Justiça condena Baiano Filho a devolver R$ 827 mil e a perda dos direitos políticos

PABLO RODRIGO
HIPER NOTÍCIAS
Reprodução

O deputado estadual Baiano Filho (PSDB) foi condenado pela Justiça a devolver aos cofres públicos R$ 827 mil por ato de improbidade administrativa enquanto esteve como secretário estadual de Esportes e Lazer entre 2004 e 2008, durante o governo Blairo Maggi (PP). A decisão é da juíza Célia Regina Vidotti.

A juíza também solicitou o ressarcimento integral do dano causado ao erário, cujo valor à época era R$ 413.900,00; pagamento de multa civil no valor correspondente ao valor do prejuízo causado ao erário, devidamente atualizado e suspensão dos direitos políticos pelo prazo de oito anos.

"Em razão dos fundamentos acima expostos e, restando provado que, com sua conduta, como gestor público, o requerido descumpriu o dever de servir a Administração com honestidade, seriedade, lealdade e moralidade; exerceu a sua função causando prejuízos ao erário, tendo violado os deveres de honestidade, imparcialidade, legalidade e lealdade às instituições públicas e ter desrespeitando notadamente, o princípio constitucional da moralidade administrativa", diz trecho da decisão da magistrada proferida na última segunda-feira (7).

Baiano é acusado pelo Ministério Público Estadual (MPE), de ter retirando recursos do Fundo de Desenvolvimento Desportivo do Estado de Mato Grosso (Funded).

De acordo com as investigações, o Tribunal de Contas do Estado (TCE-MT) comprovou irregularidades na prestação de conta, como notas fiscais irregulares.

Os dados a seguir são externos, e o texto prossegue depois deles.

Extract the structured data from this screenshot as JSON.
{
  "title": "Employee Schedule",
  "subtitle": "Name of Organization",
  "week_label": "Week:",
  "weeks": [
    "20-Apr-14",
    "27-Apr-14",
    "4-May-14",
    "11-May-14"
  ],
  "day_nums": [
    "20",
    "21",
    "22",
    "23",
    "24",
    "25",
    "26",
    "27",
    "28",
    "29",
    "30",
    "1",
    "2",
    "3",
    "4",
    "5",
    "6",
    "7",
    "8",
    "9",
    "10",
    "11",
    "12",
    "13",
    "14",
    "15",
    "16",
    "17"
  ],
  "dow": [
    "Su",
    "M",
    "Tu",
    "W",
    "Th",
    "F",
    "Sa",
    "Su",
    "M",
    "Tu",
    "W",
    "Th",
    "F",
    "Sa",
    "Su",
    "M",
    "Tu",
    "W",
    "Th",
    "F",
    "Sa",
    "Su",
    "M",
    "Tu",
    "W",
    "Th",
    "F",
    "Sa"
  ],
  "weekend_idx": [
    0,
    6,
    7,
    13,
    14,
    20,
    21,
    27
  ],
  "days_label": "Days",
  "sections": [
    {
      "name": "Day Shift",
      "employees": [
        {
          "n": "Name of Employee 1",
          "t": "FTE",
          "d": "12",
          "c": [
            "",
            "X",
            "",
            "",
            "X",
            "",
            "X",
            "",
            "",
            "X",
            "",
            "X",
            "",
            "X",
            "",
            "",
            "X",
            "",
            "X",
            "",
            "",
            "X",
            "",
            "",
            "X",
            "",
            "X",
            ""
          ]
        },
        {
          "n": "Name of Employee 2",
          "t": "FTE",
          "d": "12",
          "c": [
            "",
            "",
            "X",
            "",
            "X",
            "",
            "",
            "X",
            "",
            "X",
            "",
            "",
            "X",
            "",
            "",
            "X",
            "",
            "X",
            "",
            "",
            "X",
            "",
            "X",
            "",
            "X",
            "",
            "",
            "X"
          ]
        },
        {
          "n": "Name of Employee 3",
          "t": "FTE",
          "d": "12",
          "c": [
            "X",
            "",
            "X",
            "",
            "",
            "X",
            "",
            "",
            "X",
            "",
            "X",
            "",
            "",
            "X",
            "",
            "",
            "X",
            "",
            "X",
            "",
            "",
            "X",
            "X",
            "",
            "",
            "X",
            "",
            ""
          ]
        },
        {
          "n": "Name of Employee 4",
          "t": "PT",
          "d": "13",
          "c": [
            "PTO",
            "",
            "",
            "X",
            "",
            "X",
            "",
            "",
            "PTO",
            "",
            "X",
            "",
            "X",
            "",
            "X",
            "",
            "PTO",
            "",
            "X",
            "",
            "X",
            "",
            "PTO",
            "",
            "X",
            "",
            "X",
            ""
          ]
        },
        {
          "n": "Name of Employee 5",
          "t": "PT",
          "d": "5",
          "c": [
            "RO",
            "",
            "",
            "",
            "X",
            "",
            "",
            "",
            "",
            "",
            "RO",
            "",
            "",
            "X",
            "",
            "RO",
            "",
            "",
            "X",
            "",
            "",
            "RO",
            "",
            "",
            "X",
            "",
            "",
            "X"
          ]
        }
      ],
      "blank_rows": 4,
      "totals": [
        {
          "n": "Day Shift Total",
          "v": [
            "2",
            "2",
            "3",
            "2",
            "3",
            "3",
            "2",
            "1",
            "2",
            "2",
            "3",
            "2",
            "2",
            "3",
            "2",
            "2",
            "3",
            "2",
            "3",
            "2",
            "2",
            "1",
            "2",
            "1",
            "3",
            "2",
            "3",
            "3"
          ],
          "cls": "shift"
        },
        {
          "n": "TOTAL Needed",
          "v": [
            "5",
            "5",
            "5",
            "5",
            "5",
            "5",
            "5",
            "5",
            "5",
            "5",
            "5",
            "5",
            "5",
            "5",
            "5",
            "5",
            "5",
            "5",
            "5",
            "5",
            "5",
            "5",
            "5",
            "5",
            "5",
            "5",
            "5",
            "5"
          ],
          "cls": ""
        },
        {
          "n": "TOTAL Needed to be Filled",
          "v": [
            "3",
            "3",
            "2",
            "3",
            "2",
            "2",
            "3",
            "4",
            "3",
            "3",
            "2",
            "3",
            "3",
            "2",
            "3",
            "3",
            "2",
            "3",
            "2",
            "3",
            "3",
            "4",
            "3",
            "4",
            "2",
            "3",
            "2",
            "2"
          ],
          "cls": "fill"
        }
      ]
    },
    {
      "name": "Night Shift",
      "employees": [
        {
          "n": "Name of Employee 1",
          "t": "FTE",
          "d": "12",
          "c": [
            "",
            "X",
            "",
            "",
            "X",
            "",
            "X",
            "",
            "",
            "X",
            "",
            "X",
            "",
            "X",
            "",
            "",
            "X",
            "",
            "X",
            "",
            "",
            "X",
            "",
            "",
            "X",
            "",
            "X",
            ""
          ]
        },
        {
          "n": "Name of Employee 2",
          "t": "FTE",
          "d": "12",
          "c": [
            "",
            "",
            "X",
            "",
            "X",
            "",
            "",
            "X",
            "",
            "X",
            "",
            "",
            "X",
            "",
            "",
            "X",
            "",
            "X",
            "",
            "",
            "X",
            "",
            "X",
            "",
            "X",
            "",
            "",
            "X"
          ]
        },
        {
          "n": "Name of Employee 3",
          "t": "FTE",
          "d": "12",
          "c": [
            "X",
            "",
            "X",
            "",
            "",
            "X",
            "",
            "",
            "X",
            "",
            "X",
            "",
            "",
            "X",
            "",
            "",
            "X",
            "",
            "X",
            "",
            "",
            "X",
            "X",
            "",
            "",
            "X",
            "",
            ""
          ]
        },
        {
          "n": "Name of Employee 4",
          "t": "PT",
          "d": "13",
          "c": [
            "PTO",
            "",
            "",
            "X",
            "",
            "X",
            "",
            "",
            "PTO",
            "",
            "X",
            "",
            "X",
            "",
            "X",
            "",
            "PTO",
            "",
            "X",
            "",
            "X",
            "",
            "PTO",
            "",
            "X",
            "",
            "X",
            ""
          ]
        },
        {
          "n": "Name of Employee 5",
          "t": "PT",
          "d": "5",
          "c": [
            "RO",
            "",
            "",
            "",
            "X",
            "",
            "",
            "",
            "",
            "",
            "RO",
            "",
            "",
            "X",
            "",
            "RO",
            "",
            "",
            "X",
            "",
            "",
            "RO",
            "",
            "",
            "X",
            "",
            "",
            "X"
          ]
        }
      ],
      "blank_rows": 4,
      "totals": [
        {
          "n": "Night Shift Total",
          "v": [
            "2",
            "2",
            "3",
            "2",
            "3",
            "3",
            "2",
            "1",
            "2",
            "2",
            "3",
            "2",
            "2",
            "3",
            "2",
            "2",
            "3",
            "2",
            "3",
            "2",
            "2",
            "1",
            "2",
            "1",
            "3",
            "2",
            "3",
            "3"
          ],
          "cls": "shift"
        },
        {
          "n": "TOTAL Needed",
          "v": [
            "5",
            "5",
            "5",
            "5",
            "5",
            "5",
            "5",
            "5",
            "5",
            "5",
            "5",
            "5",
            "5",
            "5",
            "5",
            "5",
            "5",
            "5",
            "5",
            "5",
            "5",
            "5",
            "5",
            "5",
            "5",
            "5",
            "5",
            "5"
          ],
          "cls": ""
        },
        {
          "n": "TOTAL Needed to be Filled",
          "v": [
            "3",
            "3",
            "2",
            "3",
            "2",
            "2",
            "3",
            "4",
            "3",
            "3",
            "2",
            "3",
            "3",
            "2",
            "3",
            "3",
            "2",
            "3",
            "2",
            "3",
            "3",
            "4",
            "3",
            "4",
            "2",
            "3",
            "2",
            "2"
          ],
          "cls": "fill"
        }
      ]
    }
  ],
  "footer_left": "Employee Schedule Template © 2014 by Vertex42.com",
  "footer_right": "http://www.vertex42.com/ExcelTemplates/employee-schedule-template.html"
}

“Montagem de processos no órgão comandado pelo requerido, com fraude e utilização de notas fiscais inidôneas perante o fisco, bem como notas fiscais indevidamente preenchidas, com datas e locais divergentes dos eventos esportivos para os quais os adiantamentos eram destinados, notas fiscais sem constar com clareza a natureza dos gastos, adiantamentos concedidos em desacordo com a previsão legal, que causaram ao erário prejuízo superior a R$ 415.700,00”, aponta o MPE.

Outro Lado

Em nota, o deputado Baiano Filho disse que em nenhum momento foi comprovado o seu envolvimento direto com as irregularidades e que irá recorrer da decisão e provar que não cometeu nenhuma irregularidade.

"Em referência a decisão proferida no dia 07 de novembro de 2016, da Vara Especializada Ação Civil Pública e Ação Popular, da Comarca de Cuiabá-MT, o deputado estadual Baiano Filho (PSDB) afirma que em tratando de sentença de primeira instância, cabe recurso. 

Em que pese o deputado ter sido condenado em primeiro grau, a condenação se deu pelo fato de ser, a época, o gestor responsável pela referida Pasta (SEEL) e não por envolvimento direto, por qualquer tipo de ato e/ou irregularidade eventualmente apurada.

Desse modo, Baiano Filho adianta que recorrerá da decisão para reverter à condenação, tendo em vista a certeza de que não cometeu qualquer ato de improbidade administrativa", diz a nota.